Exploring visual perception in a puzzle
How effective is human perception, as the ability to form or represent a complete picture, relying only on a silhouette or a fragment of an object? How to evaluate this efficiency and what are the parameters of efficiency?
It is worth starting with the fact that the assessment method itself should consist of constraints and patterns within which the assessment will be made. If, say, you need to examine two apples, then it would be more correct to place the fruit in an isolated homogeneous environment in order to form the same research conditions for each object and thus limit them from outside interference.
Since the object of research is human thinking – thinking in images, the simplest and most productive approach will be the formation of an isolated environment in the form of logical tasks based on visual perception.
This served as a start for the development of the mobile indie game FaceTo, as a means of assessing and comparing the ability to perceive a fragmented image, and the ability to form ordered representations from tangled and contradictory components, by using the patterns and limitations of the system.
If perception entirely depends on the person, then the patterns and restrictions are proposed by the application itself and represent the functionality of infinite (looped) rows, columns and diagonals.
That is, so that the last element can be moved to the place of the first one, the positions of intermediate elements will have to be changed, which makes it necessary to take into account how the positions of the secondary fragments should be changed at the moment of changing the positions of the primary ones.
Note that there is no empty cell – these are not spots, where there is freedom of independent movement of a single fragment. In the application, each offset affects the row, column and diagonal to which the fragment corresponds.
We decided on the isolated environment, now let’s select the parameters (color, size and taste of apples, if you like).
But first, in order for the parameters to have a “payload” and to mean something, a selection methodology should be specified.
Methodology implies two principles:
Spontaneity of perception – each scene with which the player interacts should differ not only in the image but also in the density of the grid. In order to switch between different grids (5×6, 3×5 and 6×4), mental mobility is required both in visual perception and in the logic of folding the image, which accordingly affects the distribution of results in statistics (especially if the diagonal shift is disabled).
Ranking of record holders – recording and comparing statistics of users’ games.
Compare the assembly of two scenes with a 5×6 and 6×7 grid.
Offhand, an increase in the number of fragments by 30% increases the scene formation time by 300% and this with an average error rate (the number of unnecessary shifts).

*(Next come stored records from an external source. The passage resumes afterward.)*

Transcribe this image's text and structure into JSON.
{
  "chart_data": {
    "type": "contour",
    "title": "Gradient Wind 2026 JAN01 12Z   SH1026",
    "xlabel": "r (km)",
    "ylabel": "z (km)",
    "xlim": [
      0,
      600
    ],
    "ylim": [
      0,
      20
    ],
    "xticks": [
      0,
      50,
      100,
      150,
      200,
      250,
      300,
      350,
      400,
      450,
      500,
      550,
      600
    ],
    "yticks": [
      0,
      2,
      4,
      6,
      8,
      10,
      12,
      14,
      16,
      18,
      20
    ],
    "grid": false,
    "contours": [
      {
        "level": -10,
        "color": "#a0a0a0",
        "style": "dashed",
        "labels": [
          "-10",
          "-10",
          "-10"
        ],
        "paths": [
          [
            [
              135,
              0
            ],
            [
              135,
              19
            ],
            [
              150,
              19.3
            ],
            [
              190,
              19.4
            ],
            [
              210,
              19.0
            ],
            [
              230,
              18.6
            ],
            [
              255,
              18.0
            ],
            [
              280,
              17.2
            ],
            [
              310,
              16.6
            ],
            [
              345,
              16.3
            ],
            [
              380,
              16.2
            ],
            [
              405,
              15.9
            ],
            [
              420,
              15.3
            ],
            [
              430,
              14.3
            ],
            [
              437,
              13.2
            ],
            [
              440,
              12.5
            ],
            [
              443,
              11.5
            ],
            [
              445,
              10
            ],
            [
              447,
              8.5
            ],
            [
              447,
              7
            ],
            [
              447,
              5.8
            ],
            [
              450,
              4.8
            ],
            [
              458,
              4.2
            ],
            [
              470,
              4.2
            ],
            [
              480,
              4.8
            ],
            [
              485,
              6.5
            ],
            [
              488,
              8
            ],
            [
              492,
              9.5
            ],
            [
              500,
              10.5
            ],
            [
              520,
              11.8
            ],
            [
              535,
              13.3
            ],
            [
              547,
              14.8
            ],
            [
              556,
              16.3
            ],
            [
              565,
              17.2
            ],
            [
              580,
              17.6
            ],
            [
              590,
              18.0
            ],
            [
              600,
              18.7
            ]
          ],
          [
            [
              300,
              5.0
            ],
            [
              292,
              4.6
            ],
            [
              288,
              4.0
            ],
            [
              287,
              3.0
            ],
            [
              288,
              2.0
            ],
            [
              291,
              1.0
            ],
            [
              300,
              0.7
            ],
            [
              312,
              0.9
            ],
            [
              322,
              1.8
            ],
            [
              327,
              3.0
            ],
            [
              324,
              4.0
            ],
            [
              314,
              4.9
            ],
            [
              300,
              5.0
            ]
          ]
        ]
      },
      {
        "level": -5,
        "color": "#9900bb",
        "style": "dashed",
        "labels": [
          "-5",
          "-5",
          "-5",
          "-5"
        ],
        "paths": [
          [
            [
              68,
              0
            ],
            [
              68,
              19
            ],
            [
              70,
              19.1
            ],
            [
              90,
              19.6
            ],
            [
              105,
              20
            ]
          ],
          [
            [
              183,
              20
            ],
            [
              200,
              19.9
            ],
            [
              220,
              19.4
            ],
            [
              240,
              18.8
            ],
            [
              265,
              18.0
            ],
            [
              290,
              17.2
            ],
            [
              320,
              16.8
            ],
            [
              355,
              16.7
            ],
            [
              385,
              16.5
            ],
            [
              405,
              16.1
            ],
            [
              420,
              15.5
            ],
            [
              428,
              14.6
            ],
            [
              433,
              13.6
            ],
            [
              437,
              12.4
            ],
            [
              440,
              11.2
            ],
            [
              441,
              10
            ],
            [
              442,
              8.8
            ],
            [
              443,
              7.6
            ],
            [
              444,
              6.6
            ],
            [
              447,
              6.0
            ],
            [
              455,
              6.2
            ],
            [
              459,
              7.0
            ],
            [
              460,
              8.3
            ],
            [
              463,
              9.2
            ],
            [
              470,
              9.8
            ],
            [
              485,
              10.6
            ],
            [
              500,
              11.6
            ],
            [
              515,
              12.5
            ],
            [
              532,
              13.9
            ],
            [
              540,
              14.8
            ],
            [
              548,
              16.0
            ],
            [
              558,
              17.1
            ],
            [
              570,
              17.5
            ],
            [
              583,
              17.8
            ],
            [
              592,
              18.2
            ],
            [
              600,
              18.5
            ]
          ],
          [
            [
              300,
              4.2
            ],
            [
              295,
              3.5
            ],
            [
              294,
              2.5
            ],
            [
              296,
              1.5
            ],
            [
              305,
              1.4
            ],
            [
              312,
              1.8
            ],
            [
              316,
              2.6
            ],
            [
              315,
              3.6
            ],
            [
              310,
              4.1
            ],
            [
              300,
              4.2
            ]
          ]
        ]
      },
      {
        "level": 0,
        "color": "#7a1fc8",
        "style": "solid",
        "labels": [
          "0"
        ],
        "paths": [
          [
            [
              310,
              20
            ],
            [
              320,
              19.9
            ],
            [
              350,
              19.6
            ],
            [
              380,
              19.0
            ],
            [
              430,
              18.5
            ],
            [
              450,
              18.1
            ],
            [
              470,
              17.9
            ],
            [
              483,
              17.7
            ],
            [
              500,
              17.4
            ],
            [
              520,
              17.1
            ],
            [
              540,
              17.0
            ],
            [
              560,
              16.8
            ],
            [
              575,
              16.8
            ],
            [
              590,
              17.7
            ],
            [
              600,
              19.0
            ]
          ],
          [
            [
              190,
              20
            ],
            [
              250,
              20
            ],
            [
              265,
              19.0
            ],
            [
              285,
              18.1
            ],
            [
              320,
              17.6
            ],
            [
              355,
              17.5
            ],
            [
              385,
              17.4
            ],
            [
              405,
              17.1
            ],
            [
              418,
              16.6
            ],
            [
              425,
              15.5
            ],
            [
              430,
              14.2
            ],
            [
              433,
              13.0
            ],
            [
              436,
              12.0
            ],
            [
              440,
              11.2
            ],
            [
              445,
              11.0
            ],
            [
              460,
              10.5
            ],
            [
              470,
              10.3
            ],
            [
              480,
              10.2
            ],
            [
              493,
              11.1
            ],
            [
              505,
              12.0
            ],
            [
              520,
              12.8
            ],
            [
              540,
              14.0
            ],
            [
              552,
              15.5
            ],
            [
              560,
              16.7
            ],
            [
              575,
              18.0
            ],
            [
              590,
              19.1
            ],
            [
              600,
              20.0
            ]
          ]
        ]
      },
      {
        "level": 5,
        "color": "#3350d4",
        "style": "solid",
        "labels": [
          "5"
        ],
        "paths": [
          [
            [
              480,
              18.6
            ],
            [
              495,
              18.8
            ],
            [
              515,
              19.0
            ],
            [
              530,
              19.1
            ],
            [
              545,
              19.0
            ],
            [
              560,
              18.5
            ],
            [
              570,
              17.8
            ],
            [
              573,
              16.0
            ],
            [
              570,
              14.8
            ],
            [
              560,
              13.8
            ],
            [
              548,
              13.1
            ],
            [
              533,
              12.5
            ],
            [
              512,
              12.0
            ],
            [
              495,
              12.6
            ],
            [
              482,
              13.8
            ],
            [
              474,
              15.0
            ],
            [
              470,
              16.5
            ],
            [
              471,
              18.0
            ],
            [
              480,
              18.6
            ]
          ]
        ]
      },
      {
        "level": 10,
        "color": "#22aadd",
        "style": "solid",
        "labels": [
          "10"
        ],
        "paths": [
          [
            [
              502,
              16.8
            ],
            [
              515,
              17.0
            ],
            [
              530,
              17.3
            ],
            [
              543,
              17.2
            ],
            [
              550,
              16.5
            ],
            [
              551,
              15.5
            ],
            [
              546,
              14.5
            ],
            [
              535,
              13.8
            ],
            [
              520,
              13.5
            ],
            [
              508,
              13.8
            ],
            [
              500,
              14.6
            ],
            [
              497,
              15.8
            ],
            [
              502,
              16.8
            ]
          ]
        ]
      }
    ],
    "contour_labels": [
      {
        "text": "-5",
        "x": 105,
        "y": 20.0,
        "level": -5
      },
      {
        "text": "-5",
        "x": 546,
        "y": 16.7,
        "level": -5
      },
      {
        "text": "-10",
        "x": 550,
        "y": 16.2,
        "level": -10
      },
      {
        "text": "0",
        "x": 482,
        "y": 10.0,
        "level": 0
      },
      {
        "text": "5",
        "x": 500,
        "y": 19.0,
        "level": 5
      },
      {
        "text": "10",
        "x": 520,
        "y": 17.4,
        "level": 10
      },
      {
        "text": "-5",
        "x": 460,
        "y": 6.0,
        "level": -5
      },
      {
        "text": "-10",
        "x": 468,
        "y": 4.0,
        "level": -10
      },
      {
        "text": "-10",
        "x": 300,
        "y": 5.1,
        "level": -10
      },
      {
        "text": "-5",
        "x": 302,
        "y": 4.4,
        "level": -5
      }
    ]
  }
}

During testing, several debug versions were distributed to friends in order to see how the statistics changed.
And the funny thing about this is that players of all ages and genders understood much better and put together scenes with NSWF content much faster than any other. Moreover, the NSWF content itself contained materials intended exclusively for the male part of the subjects, but both men and women performed the assembly equally effectively.
Apparently this is due to the fact that the human silhouette is more familiar and easier to perceive with the eye, even if it is in exotic states.
Of course, there is no content in the official NSWF version.

And now directly to the parameters.
Is it possible to characterize the group, based on how many actions the group, in search of an effective solution to the problem, performed and how long it took?
Actually, the game itself suggests that you need to take the number of performed by the player with a shift (swipes) and the time of the complete assembly of a scene or scenes within a series.
If in detail:
Based on the time taken to assemble the scene and the number of shifts made by the user, a list of record holders (group) is formed.
Next, the player’s performance is compared with that of the group (all champions) to determine the player’s skills in relation to the group’s average result.
The list of record holders is also used to determine the methodology for playing the group, and on the basis of the methodology (the graph of the ratio of the number of swipes to time), a characteristic of the group itself is formed.
If we divide the coordinate grid with respect to the graph of the game methodology into identical areas, then for these areas it is possible to give a gradient (from 0.1 to 1.0) estimate of the smallest or largest expenditure of actions and the time to achieve the result. The more detailed the breakdown, the more accurate the estimate.
Depending on the area into which the player’s indicators fall, the characterization of the player himself is already formed. The perception of a person is considered relative to the methodology of the group because any of our accomplishment, achievement or existence occurs within a group of people. Examining or using a person’s abilities outside the group is tantamount to using a hammer without a handle, or a wheel without an axle.
This is a rather subjective psychological test that still needs to be improved both in terms of psychoanalysis and in terms of detailing the calculation, therefore, over time, the characteristics of the group and the player were replaced by the characteristics of the method of the game, so as not to be misleading with a possibly inaccurate assessment.
As for the effectiveness of perception, statistics on a small sample still give contradictory results: either very good or very bad. The accumulation of statistics over time should either refine the data, or show the incorrectness of the test itself.
Evaluation of the effectiveness of perception is interesting because our representations of visual images form our representations of abstract concepts, which in some cases play a fundamental role in the study and formation of reality: from humanizing nature and the emergence of the idea of gods, and ending with ideas about gravity as a curvature of space – time, which, you must admit, is not so easy to imagine, observing only a small fragment of the world in which we live.